Ten days before the September 11, 2001 terrorist attacks, educator Linda Lantieri’s book Schools with Spirit: Nurturing the Inner Lives of Children and Teachers was published. After the attacks, the-then former New York City principal was immersed in helping the schools in and around Ground Zero cope. She has since spent time introducing children, teachers and families to contemplative self-care practices to alleviate distress and build resilience, and has written another book about cultivating inner strength in children.

“Young people are taught, as they would be taught maths or language skills, that there’s a special time for learning social and emotional skills,” Lantieri says. “If the contemplative portion is also included with the mindfulness aspect as well, it helps enhance the teaching of the social and emotional learning skills.

“When you’re teaching how to help, children become more self-aware and regulate their emotions; you can also teach them how to be able to calm down and take deep breaths and take what we call quiet time by going to a peace corner that may be in a classroom or home where they are able to centre themselves and choose to have reflection time to respond in a way that is more helpful.”

A meta-analysis conducted by the Collaborative for Academic, Social and Emotional Learning and Loyola University Chicago into 213 positive youth development intervention programs showed school-based social and emotional learning programs delivered to five to 18-year-olds improved academic achievement by 11 percentile points, on top of reducing emotional distress and improving attitudes to self.
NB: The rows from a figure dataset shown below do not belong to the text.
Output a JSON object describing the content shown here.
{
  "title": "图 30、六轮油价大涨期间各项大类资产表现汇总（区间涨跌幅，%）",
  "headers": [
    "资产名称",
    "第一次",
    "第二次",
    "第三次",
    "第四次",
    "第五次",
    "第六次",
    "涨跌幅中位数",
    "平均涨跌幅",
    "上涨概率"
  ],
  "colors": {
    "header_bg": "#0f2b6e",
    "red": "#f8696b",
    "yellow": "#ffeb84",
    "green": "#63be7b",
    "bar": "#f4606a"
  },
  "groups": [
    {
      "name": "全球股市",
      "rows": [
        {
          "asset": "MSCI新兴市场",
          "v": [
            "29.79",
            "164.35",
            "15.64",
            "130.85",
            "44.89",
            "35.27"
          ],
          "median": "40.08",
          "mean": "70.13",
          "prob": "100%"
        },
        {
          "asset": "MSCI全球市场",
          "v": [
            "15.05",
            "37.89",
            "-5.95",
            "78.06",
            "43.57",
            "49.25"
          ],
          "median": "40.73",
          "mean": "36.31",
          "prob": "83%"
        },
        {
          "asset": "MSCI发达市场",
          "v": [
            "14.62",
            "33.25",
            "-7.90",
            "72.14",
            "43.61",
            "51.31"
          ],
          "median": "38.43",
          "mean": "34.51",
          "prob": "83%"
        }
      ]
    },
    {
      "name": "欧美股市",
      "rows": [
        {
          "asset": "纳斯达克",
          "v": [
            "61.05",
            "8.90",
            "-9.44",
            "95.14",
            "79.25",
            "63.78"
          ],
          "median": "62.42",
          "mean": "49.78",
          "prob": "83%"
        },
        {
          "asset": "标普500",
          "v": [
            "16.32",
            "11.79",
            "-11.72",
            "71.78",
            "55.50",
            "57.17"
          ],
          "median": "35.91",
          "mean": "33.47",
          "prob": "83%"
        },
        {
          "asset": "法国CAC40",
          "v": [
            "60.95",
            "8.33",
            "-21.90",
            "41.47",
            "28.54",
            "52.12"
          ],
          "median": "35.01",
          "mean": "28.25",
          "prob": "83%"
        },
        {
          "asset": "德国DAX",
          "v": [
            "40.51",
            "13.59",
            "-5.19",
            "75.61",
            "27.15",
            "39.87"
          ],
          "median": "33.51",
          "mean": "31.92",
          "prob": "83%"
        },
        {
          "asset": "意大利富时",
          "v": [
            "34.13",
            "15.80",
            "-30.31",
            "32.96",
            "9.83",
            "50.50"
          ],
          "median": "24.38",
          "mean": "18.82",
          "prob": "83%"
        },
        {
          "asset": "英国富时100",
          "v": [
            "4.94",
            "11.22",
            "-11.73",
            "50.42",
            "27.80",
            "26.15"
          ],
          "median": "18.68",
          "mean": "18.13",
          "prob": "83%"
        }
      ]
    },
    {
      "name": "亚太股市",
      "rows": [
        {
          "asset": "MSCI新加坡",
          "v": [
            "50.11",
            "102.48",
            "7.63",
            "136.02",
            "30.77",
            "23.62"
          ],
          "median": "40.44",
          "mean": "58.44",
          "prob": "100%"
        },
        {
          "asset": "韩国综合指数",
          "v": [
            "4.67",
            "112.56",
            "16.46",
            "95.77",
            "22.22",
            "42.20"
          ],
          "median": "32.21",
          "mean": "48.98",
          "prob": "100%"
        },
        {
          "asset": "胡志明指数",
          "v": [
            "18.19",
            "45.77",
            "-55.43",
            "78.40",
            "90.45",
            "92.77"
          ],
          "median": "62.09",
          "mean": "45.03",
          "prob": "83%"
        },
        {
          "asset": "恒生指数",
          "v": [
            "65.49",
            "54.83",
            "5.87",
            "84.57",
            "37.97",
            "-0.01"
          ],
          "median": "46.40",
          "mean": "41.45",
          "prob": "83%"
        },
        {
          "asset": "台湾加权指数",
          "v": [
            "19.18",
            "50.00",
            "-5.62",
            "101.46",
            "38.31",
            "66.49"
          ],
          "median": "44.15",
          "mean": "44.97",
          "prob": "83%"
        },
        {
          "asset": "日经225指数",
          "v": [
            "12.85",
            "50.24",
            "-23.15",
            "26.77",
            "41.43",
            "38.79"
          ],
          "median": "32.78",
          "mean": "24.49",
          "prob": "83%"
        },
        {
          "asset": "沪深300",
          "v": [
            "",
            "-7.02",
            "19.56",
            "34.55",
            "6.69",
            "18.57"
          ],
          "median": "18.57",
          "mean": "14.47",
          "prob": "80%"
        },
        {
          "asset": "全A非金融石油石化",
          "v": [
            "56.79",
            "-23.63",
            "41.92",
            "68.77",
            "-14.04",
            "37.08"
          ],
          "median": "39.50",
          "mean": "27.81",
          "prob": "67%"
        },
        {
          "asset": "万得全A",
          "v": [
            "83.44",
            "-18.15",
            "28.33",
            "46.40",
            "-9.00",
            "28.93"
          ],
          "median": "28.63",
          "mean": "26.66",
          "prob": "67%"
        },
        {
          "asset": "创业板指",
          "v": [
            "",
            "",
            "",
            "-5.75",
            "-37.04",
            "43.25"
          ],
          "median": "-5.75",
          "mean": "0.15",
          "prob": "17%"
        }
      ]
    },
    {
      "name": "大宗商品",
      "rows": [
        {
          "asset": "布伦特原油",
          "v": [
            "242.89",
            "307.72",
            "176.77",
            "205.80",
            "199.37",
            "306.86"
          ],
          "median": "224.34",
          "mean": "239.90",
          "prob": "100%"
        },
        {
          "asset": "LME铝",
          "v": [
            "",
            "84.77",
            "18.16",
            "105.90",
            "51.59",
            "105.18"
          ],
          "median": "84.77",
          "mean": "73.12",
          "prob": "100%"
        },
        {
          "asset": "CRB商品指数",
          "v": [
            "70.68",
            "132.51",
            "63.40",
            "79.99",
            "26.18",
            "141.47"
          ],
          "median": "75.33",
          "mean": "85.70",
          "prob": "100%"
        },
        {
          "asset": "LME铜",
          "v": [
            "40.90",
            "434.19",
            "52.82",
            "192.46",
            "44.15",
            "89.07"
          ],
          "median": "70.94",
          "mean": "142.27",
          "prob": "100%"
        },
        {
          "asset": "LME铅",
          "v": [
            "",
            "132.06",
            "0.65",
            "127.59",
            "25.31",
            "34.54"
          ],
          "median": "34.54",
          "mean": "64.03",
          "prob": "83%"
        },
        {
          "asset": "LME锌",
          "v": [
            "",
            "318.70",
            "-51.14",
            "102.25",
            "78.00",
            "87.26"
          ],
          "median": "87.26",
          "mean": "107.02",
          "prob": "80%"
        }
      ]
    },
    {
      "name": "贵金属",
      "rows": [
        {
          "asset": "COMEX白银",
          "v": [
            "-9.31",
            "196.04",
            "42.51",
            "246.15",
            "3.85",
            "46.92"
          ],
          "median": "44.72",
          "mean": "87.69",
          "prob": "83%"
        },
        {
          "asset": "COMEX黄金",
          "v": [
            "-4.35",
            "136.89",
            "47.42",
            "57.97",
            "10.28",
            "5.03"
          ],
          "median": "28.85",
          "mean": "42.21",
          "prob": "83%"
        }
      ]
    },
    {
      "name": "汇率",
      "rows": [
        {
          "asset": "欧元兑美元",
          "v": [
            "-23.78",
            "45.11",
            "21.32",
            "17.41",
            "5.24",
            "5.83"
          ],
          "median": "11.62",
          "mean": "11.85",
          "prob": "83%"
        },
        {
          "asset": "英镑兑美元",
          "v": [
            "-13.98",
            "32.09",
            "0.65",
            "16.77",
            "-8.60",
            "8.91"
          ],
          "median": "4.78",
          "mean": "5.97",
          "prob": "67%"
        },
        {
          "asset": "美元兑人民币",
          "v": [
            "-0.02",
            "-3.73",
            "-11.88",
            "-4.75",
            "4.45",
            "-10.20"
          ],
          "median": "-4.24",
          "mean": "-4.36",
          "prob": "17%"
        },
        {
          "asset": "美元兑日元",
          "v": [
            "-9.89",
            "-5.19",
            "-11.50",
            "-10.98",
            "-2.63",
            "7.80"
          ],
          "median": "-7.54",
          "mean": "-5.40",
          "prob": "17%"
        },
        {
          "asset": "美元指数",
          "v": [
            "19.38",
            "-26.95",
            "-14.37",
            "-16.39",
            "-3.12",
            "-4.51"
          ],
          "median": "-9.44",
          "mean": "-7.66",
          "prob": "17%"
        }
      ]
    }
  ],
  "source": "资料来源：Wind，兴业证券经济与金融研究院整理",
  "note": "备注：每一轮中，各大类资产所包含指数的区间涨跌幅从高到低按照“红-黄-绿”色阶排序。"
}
“The world has changed for our children but we still haven’t changed what we are providing them in terms of the life skills they need to deal with it,” Lantieri, who spoke at the Happiness and its Causes conference in Melbourne last week, says.

She is helping to implement school curriculum changes to bring social and emotional learning and mindfulness to children. After more than 40 years of teaching such skills, she is seeing results in adults she once taught. “They’re kinder and more compassionate,’’ she says. ‘‘They’re less likely to be in jail, for example, or to have committed a crime. They did better in school… They are successful in life and work.”